Most practitioners believe the proposed regulations are punitive to the manufacturing industry and don’t reflect the intent of Congress. Fortunately, negative feedback to the proposed regulations is gaining traction and there are indications that the IRS is reconsidering its position.
The other TCJA provision that affects renewable energy projects in the manufacturing context is BEAT, which applies to base-erosion payments paid or accrued by an applicable taxpayer to a related foreign person.
An applicable taxpayer is a corporate taxpayer with average annual gross receipts over the prior three years of at least $500 million and who’s made related-party base-erosion payments totaling 3% or more of the corporation’s total deductions for the year.
BEAT is calculated in the following manner. A US corporation first calculates its regular US tax at a rate of 21%. It then recalculates its taxable income for BEAT purposes by adding back base-erosion payments to foreign affiliates. This recalculated taxable income is then multiplied by the BEAT rate, which is 5% for 2018, 10% for 2019 through 2025, and 12.5% for 2026 and beyond. If the regular tax is lower than the BEAT, then the corporation must pay the regular tax plus the amount by which the BEAT exceeds the regular tax.
The base-erosion percentage is determined by dividing the aggregate amount of base-erosion payments by the aggregate amount of the corporation’s aggregate deductions including the base-erosion tax payments for which a deduction is allowed. In determining a taxpayer’s base-erosion payments, items capitalized to COS generally aren’t subject to base erosion because, as previously noted, the IRS views COS as a reduction of sales and not as a deduction.
In the case of a renewable energy project, it may seem that the BEAT provisions would be largely inapplicable because nearly all deductions are part of COS. However, as many renewable energy projects are owned by large institutional investors, the attributes of the project need to roll-up to the investors who can make a corporate-level determination of the BEAT.
The geography of the deduction or contra sale on the tax return wasn’t as crucial prior to TCJA when electricity wasn’t stored and all deductions were immediately expensed—either directly or as part of COS—upon the sale of the electricity. For purposes of BEAT, the geography of the deduction—either below or above the line—is more important and requires preparers to be more conscientious in determining the nature and reporting of the costs.
BEAT for Partnerships
To determine the base-erosion percentage for corporate partners in renewable energy projects, partners should carefully review their capitalized costs including those costs incurred at the partnership level. As noted above, to the extent costs can be appropriately capitalized under Section 263A, they’re not subject to BEAT and should be excluded from both the numerator and the denominator in determining the base-erosion payment.

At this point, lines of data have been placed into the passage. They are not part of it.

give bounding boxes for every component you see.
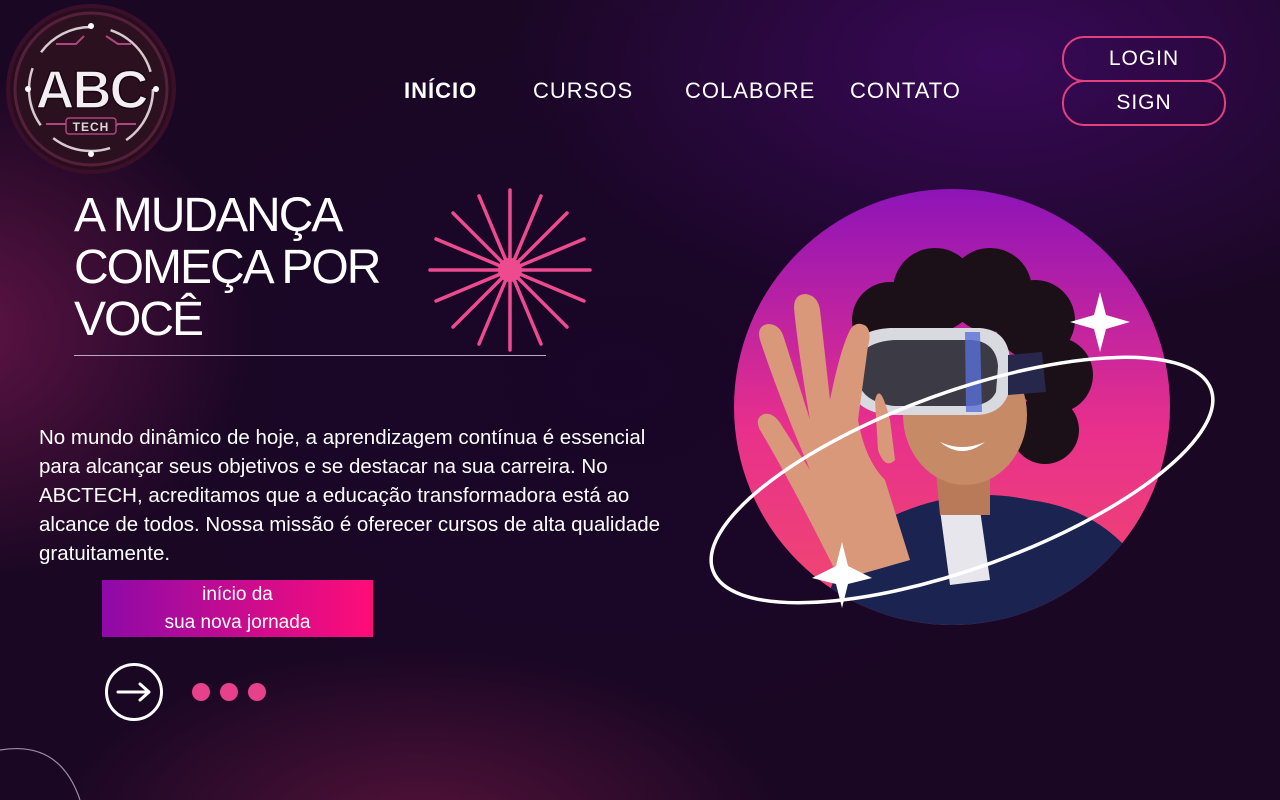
nav-contato[interactable]: CONTATO (850, 78, 961, 104)
next-slide-button[interactable] (105, 663, 163, 721)
logo-subtext: TECH (73, 120, 110, 134)
vr-hero-illustration (709, 189, 1215, 625)
hero-headline: A MUDANÇA COMEÇA POR VOCÊ (74, 189, 381, 346)
carousel-dot-2[interactable] (220, 683, 238, 701)
corner-curve-decoration (0, 748, 81, 800)
cta-line-2: sua nova jornada (164, 611, 311, 633)
headline-divider (74, 355, 546, 356)
nav-colabore[interactable]: COLABORE (685, 78, 815, 104)
sign-button[interactable]: SIGN (1062, 80, 1226, 126)
nav-inicio[interactable]: INÍCIO (404, 78, 477, 104)
carousel-dot-1[interactable] (192, 683, 210, 701)
hero-description: No mundo dinâmico de hoje, a aprendizage… (39, 426, 661, 565)
login-button[interactable]: LOGIN (1062, 36, 1226, 82)
cta-line-1: início da (202, 583, 273, 605)
abctech-logo[interactable]: ABC TECH (6, 4, 176, 174)
starburst-icon (428, 188, 592, 352)
start-journey-button[interactable]: início da sua nova jornada (102, 580, 373, 637)
logo-text: ABC (36, 60, 148, 120)
arrow-right-icon (116, 682, 151, 702)
logo-emblem: ABC TECH (13, 11, 169, 167)
carousel-dot-3[interactable] (248, 683, 266, 701)
nav-cursos[interactable]: CURSOS (533, 78, 633, 104)
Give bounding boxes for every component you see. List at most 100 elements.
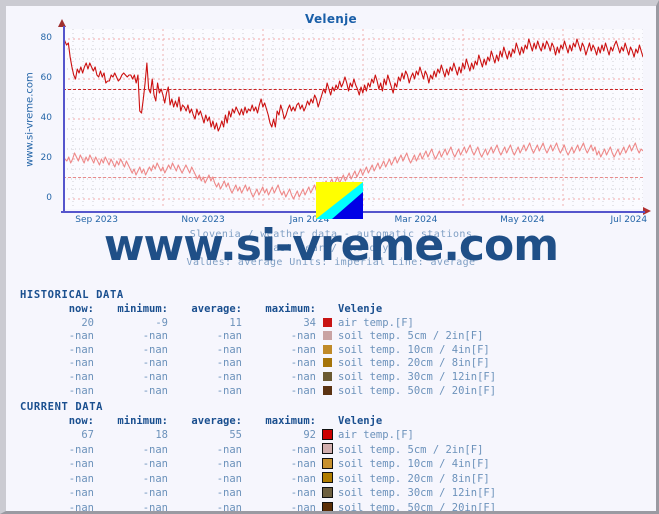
cell-minimum: -nan bbox=[142, 370, 168, 383]
chart-caption: Slovenia / weather data - automatic stat… bbox=[6, 228, 656, 270]
cell-now: -nan bbox=[68, 357, 94, 370]
col-header-swatch bbox=[316, 303, 338, 317]
table-row: -nan -nan -nan -nan soil temp. 20cm / 8in[F] bbox=[20, 472, 496, 487]
current-average-line bbox=[63, 89, 643, 90]
cell-now: -nan bbox=[68, 370, 94, 383]
series-color-swatch bbox=[316, 486, 338, 502]
cell-maximum: -nan bbox=[290, 384, 316, 397]
col-header-maximum: maximum: bbox=[265, 303, 316, 315]
historical-data-block: HISTORICAL DATA now: minimum: average: m… bbox=[20, 289, 650, 398]
series-label: soil temp. 20cm / 8in[F] bbox=[338, 357, 490, 370]
table-header-row: now: minimum: average: maximum: Velenje bbox=[20, 415, 496, 429]
cell-average: -nan bbox=[216, 502, 242, 511]
col-header-station: Velenje bbox=[338, 415, 383, 427]
table-row: 67 18 55 92 air temp.[F] bbox=[20, 428, 496, 444]
table-row: 20 -9 11 34 air temp.[F] bbox=[20, 317, 496, 331]
col-header-average: average: bbox=[191, 303, 242, 315]
series-color-swatch bbox=[316, 344, 338, 358]
cell-minimum: -nan bbox=[142, 357, 168, 370]
cell-average: -nan bbox=[216, 370, 242, 383]
cell-maximum: -nan bbox=[290, 357, 316, 370]
cell-minimum: -nan bbox=[142, 443, 168, 456]
series-color-swatch bbox=[316, 317, 338, 331]
cell-now: -nan bbox=[68, 330, 94, 343]
cell-minimum: -9 bbox=[155, 316, 168, 329]
col-header-station: Velenje bbox=[338, 303, 383, 315]
col-header-average: average: bbox=[191, 415, 242, 427]
table-row: -nan -nan -nan -nan soil temp. 50cm / 20in[F… bbox=[20, 501, 497, 511]
col-header-now: now: bbox=[68, 303, 94, 315]
x-tick-sep-2023: Sep 2023 bbox=[75, 215, 118, 225]
cell-maximum: 34 bbox=[303, 316, 316, 329]
y-axis-tick-labels: 0 20 40 60 80 bbox=[6, 6, 58, 216]
series-color-swatch bbox=[316, 443, 338, 458]
cell-maximum: -nan bbox=[290, 502, 316, 511]
series-label: air temp.[F] bbox=[338, 316, 414, 329]
col-header-minimum: minimum: bbox=[117, 415, 168, 427]
table-row: -nan -nan -nan -nan soil temp. 5cm / 2in[F] bbox=[20, 330, 496, 344]
x-tick-nov-2023: Nov 2023 bbox=[181, 215, 225, 225]
series-label: soil temp. 20cm / 8in[F] bbox=[338, 472, 490, 485]
caption-line-2: last year / one day. bbox=[266, 243, 396, 254]
cell-average: -nan bbox=[216, 472, 242, 485]
historical-average-line bbox=[63, 177, 643, 178]
cell-now: -nan bbox=[68, 487, 94, 500]
x-tick-jul-2024: Jul 2024 bbox=[610, 215, 648, 225]
cell-minimum: -nan bbox=[142, 343, 168, 356]
table-row: -nan -nan -nan -nan soil temp. 50cm / 20in[F… bbox=[20, 385, 496, 399]
table-row: -nan -nan -nan -nan soil temp. 10cm / 4in[F] bbox=[20, 457, 496, 473]
cell-minimum: -nan bbox=[142, 487, 168, 500]
y-tick-80: 80 bbox=[40, 33, 52, 43]
cell-now: -nan bbox=[68, 472, 94, 485]
cell-minimum: 18 bbox=[155, 429, 168, 442]
cell-maximum: -nan bbox=[290, 458, 316, 471]
si-vreme-flag-icon bbox=[316, 182, 363, 219]
table-row: -nan -nan -nan -nan soil temp. 10cm / 4in[F] bbox=[20, 344, 496, 358]
col-header-maximum: maximum: bbox=[265, 415, 316, 427]
cell-minimum: -nan bbox=[142, 384, 168, 397]
x-tick-mar-2024: Mar 2024 bbox=[394, 215, 438, 225]
cell-average: 55 bbox=[229, 429, 242, 442]
y-tick-40: 40 bbox=[40, 113, 52, 123]
y-tick-60: 60 bbox=[40, 73, 52, 83]
series-color-swatch bbox=[316, 472, 338, 487]
table-row: -nan -nan -nan -nan soil temp. 30cm / 12in[F… bbox=[20, 486, 497, 502]
series-label: soil temp. 30cm / 12in[F] bbox=[338, 370, 497, 383]
cell-average: -nan bbox=[216, 487, 242, 500]
y-tick-0: 0 bbox=[46, 193, 52, 203]
series-label: soil temp. 5cm / 2in[F] bbox=[338, 330, 484, 343]
series-color-swatch bbox=[316, 385, 338, 399]
x-tick-may-2024: May 2024 bbox=[500, 215, 545, 225]
cell-minimum: -nan bbox=[142, 472, 168, 485]
cell-maximum: -nan bbox=[290, 330, 316, 343]
cell-average: -nan bbox=[216, 343, 242, 356]
y-axis bbox=[63, 26, 65, 213]
series-label: soil temp. 10cm / 4in[F] bbox=[338, 458, 490, 471]
cell-maximum: -nan bbox=[290, 370, 316, 383]
table-header-row: now: minimum: average: maximum: Velenje bbox=[20, 303, 496, 317]
historical-data-table: now: minimum: average: maximum: Velenje … bbox=[20, 303, 496, 398]
cell-maximum: -nan bbox=[290, 472, 316, 485]
series-color-swatch bbox=[316, 501, 338, 511]
cell-minimum: -nan bbox=[142, 458, 168, 471]
cell-average: -nan bbox=[216, 330, 242, 343]
cell-maximum: -nan bbox=[290, 443, 316, 456]
series-label: soil temp. 50cm / 20in[F] bbox=[338, 502, 497, 511]
series-color-swatch bbox=[316, 428, 338, 444]
series-label: air temp.[F] bbox=[338, 429, 414, 442]
cell-average: 11 bbox=[229, 316, 242, 329]
series-label: soil temp. 30cm / 12in[F] bbox=[338, 487, 497, 500]
series-color-swatch bbox=[316, 457, 338, 473]
cell-average: -nan bbox=[216, 443, 242, 456]
page-inner: Velenje www.si-vreme.com 0 20 40 60 80 Sep 2… bbox=[6, 6, 656, 511]
cell-maximum: -nan bbox=[290, 487, 316, 500]
cell-now: 20 bbox=[81, 316, 94, 329]
cell-minimum: -nan bbox=[142, 502, 168, 511]
series-label: soil temp. 10cm / 4in[F] bbox=[338, 343, 490, 356]
cell-now: -nan bbox=[68, 458, 94, 471]
series-label: soil temp. 50cm / 20in[F] bbox=[338, 384, 497, 397]
cell-maximum: 92 bbox=[303, 429, 316, 442]
col-header-now: now: bbox=[68, 415, 94, 427]
cell-average: -nan bbox=[216, 384, 242, 397]
series-color-swatch bbox=[316, 371, 338, 385]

It’s especially important to exclude all costs that are properly capitalized under Section 263A from the numerator and to include all costs that aren’t required to be capitalized in the denominator. This means the more costs that can be treated as non-Section 263A costs and included in the denominator, the lower the base-erosion percentage. Further, to the extent base-erosion payments are determined to be subject to Section 263A, they don’t need to be added back to taxable income in determining the corporate partner’s BEAT.